Thursday, July 08, 2004

Experts warn of potential problems with electronic voting machines

Posted on Wed, Jul. 07, 2004 By Sumana Chatterjee
Knight Ridder Newspapers

WASHINGTON - Just four months before November's elections, vulnerabilities persist in electronic voting machines used nationwide, a group of computer experts told House lawmakers on Wednesday.

The experts are concerned that this fall's elections may be plagued by hackers, fraud and computer malfunctions. Some argue for the return of the paper ballot as a backup to verify voters' intentions.

But election commissioners who plan to rely on electronic balloting insisted that their machines work well. They said sufficient security measures and fallbacks are in place to assure that electronic voting is accurate.

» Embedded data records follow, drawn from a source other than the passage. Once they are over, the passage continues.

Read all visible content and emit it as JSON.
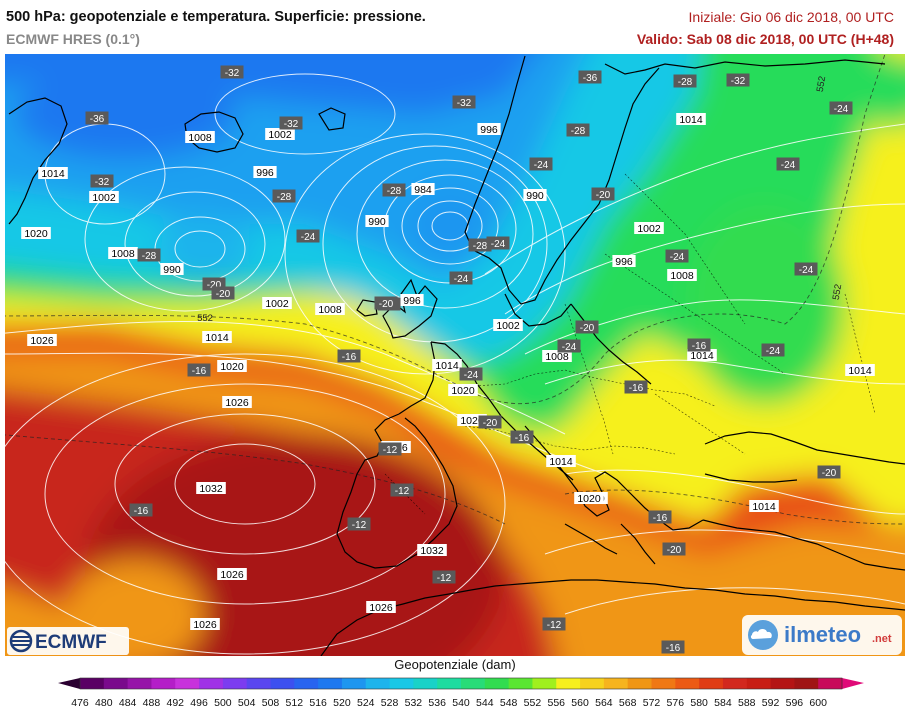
{
  "header": {
    "title": "500 hPa: geopotenziale e temperatura. Superficie: pressione.",
    "model": "ECMWF HRES (0.1°)",
    "init": "Iniziale: Gio 06 dic 2018, 00 UTC",
    "valid": "Valido: Sab 08 dic 2018, 00 UTC (H+48)"
  },
  "colors": {
    "blue": "#1e64f0",
    "cyan": "#19c8e6",
    "green": "#28dc5a",
    "yellow": "#f6f01e",
    "orange": "#f08c14",
    "red": "#c81e14",
    "darkred": "#a01414"
  },
  "legend": {
    "title": "Geopotenziale (dam)",
    "ticks": [
      "476",
      "480",
      "484",
      "488",
      "492",
      "496",
      "500",
      "504",
      "508",
      "512",
      "516",
      "520",
      "524",
      "528",
      "532",
      "536",
      "540",
      "544",
      "548",
      "552",
      "556",
      "560",
      "564",
      "568",
      "572",
      "576",
      "580",
      "584",
      "588",
      "592",
      "596",
      "600"
    ],
    "colors": [
      "#5a0064",
      "#7a0a8c",
      "#9614a8",
      "#b41ec8",
      "#c832dc",
      "#a032e6",
      "#7c3cf0",
      "#5a46f0",
      "#3c50f0",
      "#2864f0",
      "#1e78f0",
      "#1e96f0",
      "#1eb4ec",
      "#19c8e6",
      "#19d2c8",
      "#1edca0",
      "#28dc78",
      "#32dc50",
      "#5ae632",
      "#a0f01e",
      "#f6f01e",
      "#f6d21e",
      "#f6b41e",
      "#f09614",
      "#f07814",
      "#ec5a14",
      "#e03c14",
      "#d2281e",
      "#c81e14",
      "#b41414",
      "#a01414",
      "#c80a5a"
    ]
  },
  "pressure_labels": [
    "1008",
    "1002",
    "1014",
    "1002",
    "1020",
    "996",
    "1008",
    "990",
    "1002",
    "1008",
    "990",
    "984",
    "996",
    "996",
    "990",
    "1014",
    "1002",
    "996",
    "1008",
    "1002",
    "1014",
    "1008",
    "1026",
    "1014",
    "1020",
    "1014",
    "1020",
    "1026",
    "1014",
    "1020",
    "1026",
    "1032",
    "1020",
    "1014",
    "1032",
    "1026",
    "1026",
    "1026",
    "1020",
    "1014"
  ],
  "temp_labels": [
    "-36",
    "-32",
    "-32",
    "-32",
    "-32",
    "-36",
    "-28",
    "-32",
    "-28",
    "-28",
    "-28",
    "-24",
    "-24",
    "-24",
    "-28",
    "-28",
    "-24",
    "-20",
    "-24",
    "-24",
    "-24",
    "-20",
    "-24",
    "-24",
    "-20",
    "-24",
    "-24",
    "-16",
    "-20",
    "-16",
    "-20",
    "-20",
    "-16",
    "-12",
    "-12",
    "-12",
    "-16",
    "-16",
    "-12",
    "-16",
    "-20",
    "-20",
    "-16",
    "-12",
    "-16",
    "-24"
  ],
  "contour_labels": [
    "552",
    "552",
    "552"
  ],
  "logos": {
    "ecmwf": "ECMWF",
    "ilmeteo": "ilmeteo",
    "ilmeteo_suffix": ".net"
  }
}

Nearly 50 million Americans are expected to vote using touch-screen machines this fall. Many states and counties moved to electronic voting machines after the contested 2000 election results from Florida.

"No matter how you cut this, voters are concerned about their votes being counted," said Rep. Juanita Millender McDonald, D-Calif., a member of the House Administration Committee, which has oversees voting systems.

"Given the gravity of the security failings the computer security community has documented ... it is irresponsible to move forward without addressing them," said Avi Rubin, a professor at the Johns Hopkins University Information Security Institute in Baltimore. The institute's doctoral candidates found significant design and programming flaws in software for Diebold voting machines, a popular system.

The general problem, according to Rubin, is that there's no way for election officials to be sure that electronic machines are free of malicious code designed to manipulate election results.


The mainstream media has finally grabbed this issue but it's conveniently too late for the news to have a impact on the problem.

I will say it again...we're Chenneyed...sorry for the profanity.